“Clap Hands” is the second track on Tom Waits‘ ninth album, Rain Dogs, the second album that got took him in far weirder directions than his more traditional singer-songwriter-with-a-jazzbo-flair early work. “Clap Hands” is typical of this then new sound, as it is powered mostly by marimbas, with the acoustic guitar buried in the mix, and features an arty guitar solo by Marc Ribot. (Curiously, the song does not feature clapping hands.) Though it is not one of Waits’ most famous songs, it does get its fair share of covers.
Country star Eric Church has a brand new album out. That album departs somewhat from his sound, and country more broadly. One pretty clear indication of that is that he not only covered Tom Waits on it, but he covered a particularly Waitsian song in “Clap Hands.”
Percussion is still a prominent part of Church’s version of the song, only this time it’s programmed drums, some percussive string stabs early on and, appropriately, processed hand claps. Church’s guitar is a little more prominent in the mix, for parts of it, but this is a much denser mix than the original. And that’s because Church has vastly expanded the instrumental palette of what was originally a relatively simple song. In addition to the acoustic guitar, percussion and vocal of the original Church adds a full orchestra and a gospel choir. There are electric guitar solos in both but the electric in Church’s version hangs around after the solo.

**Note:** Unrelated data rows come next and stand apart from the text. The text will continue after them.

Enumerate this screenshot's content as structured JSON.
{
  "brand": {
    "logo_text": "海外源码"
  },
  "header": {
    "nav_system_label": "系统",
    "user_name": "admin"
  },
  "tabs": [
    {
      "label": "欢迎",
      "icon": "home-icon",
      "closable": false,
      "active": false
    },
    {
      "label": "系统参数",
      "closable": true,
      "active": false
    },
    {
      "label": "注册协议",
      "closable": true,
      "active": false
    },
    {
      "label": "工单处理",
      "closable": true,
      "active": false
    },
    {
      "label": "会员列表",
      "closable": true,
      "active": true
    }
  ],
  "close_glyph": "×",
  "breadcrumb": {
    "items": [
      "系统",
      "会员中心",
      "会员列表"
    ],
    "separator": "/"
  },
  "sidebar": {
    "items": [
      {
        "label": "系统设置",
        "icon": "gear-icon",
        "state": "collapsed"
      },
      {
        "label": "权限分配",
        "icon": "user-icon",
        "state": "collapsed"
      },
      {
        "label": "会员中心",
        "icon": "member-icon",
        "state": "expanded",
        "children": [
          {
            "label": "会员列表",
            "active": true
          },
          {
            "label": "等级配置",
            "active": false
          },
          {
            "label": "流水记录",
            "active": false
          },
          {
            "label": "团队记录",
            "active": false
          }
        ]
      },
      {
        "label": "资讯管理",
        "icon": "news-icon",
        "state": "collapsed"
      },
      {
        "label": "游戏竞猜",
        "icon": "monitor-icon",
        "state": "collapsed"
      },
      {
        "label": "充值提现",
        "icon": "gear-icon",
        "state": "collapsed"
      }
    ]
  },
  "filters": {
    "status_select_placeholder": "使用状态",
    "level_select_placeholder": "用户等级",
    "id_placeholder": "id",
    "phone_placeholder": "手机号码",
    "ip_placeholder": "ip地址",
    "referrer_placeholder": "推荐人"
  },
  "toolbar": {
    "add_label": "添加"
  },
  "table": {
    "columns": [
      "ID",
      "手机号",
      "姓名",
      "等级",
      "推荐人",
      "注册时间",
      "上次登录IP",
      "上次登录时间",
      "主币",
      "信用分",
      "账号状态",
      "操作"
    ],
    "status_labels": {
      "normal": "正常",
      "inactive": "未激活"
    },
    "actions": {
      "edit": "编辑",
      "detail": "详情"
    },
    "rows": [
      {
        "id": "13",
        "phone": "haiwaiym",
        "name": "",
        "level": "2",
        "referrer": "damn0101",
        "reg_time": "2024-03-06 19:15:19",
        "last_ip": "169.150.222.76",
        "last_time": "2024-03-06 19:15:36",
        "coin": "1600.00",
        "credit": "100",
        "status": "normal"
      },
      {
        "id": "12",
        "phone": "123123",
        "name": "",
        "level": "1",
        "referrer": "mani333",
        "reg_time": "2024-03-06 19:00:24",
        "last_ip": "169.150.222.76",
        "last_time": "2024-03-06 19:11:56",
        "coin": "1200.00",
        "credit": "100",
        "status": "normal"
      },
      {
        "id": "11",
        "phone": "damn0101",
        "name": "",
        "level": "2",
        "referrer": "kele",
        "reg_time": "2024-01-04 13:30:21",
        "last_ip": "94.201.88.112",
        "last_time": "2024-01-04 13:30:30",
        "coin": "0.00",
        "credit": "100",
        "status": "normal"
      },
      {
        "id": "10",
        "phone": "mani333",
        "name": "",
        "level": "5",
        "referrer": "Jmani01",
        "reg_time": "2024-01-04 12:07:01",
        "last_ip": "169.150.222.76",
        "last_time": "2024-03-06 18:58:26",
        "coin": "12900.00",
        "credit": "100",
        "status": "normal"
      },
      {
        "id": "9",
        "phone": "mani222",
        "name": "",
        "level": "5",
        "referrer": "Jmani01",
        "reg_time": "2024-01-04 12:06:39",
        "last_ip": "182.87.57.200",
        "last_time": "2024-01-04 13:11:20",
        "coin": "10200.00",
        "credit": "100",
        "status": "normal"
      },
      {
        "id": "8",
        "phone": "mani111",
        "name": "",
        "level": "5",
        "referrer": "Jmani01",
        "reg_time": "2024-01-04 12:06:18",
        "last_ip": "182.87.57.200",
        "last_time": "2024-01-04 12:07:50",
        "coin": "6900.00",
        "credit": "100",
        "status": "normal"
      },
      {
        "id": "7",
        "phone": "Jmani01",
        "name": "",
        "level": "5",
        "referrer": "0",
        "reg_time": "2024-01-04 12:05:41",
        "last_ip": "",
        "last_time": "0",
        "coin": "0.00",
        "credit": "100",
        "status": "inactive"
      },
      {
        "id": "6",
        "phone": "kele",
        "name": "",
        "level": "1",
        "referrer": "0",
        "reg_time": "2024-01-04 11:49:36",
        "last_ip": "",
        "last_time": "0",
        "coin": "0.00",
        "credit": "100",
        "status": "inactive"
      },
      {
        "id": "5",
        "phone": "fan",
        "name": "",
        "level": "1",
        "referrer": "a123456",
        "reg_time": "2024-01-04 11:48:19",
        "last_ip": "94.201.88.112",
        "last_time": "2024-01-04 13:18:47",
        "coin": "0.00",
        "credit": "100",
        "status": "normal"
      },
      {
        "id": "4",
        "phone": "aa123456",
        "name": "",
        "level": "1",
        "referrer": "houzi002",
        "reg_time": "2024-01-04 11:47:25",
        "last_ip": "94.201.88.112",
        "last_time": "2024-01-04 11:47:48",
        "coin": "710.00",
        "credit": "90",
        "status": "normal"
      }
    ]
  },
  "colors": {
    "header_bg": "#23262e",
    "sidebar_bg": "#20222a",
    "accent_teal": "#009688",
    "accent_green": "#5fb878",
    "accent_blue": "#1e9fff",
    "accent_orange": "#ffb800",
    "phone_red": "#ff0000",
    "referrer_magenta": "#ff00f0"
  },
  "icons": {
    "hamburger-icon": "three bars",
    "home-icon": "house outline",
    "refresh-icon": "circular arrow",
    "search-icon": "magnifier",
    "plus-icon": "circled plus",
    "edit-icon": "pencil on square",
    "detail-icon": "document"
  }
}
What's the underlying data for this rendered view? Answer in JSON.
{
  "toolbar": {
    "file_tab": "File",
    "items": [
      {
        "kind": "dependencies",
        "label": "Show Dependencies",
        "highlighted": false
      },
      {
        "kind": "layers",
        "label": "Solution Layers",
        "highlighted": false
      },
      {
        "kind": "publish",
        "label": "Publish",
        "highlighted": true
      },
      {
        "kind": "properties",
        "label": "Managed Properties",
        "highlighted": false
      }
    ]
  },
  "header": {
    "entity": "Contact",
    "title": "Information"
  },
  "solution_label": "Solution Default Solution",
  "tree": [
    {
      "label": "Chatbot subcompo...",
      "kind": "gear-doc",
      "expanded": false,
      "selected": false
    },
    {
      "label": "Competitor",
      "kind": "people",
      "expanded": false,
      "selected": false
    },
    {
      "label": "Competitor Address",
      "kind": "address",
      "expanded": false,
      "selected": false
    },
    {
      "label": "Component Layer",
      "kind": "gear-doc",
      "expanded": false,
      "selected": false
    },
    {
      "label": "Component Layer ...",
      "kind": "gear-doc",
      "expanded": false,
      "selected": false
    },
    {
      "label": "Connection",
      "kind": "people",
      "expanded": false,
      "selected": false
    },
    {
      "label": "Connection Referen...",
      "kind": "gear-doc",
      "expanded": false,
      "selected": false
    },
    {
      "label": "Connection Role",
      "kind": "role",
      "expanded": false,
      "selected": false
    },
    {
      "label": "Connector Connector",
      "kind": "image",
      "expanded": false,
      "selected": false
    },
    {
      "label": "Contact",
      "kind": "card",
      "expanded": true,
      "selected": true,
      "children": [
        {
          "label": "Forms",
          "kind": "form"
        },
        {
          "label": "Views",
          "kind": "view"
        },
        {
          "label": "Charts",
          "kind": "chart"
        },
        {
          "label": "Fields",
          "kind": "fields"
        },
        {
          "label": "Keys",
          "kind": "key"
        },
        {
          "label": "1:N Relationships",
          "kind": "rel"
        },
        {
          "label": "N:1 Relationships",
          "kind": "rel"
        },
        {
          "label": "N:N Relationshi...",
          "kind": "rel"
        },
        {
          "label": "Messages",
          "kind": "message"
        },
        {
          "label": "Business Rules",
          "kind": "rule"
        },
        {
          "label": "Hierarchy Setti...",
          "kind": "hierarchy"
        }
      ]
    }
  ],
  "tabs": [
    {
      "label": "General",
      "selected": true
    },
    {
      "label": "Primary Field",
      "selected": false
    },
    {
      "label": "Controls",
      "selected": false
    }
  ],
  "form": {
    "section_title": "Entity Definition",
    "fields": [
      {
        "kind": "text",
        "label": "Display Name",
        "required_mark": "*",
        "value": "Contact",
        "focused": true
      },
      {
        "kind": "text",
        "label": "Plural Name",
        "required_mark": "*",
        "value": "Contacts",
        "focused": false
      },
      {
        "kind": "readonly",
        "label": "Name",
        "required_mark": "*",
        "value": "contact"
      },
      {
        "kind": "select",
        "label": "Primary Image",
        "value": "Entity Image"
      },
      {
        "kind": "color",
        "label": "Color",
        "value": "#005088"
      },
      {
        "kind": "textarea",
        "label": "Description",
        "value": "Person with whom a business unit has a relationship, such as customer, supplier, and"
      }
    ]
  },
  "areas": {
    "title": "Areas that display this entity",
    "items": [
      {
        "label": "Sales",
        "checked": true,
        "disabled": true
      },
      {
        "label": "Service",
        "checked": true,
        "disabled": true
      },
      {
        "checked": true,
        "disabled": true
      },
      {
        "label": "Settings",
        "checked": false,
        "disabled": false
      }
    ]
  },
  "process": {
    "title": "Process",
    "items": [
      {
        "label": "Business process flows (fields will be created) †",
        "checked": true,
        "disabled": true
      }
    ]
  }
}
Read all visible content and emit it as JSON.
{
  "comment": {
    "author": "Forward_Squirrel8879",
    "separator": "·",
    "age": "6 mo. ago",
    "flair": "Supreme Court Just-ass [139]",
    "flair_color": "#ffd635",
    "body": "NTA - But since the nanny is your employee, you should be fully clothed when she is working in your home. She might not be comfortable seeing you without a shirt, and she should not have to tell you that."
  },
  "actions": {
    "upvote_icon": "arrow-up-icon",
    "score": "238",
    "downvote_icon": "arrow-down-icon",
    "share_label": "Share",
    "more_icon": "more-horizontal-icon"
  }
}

The result is something that is still unmistakably the Tom Waits song but filtered through an extremely different lens. Church’s voice remains pure country, and gospel singers and orchestra take the song to places Waits never would. (Well, 1970s Waits might have had the orchestra, but it would have sounded a lot more traditional than this arrangement.) It’s a neat cover that is both fairly faithful and also quite distinct at the same time.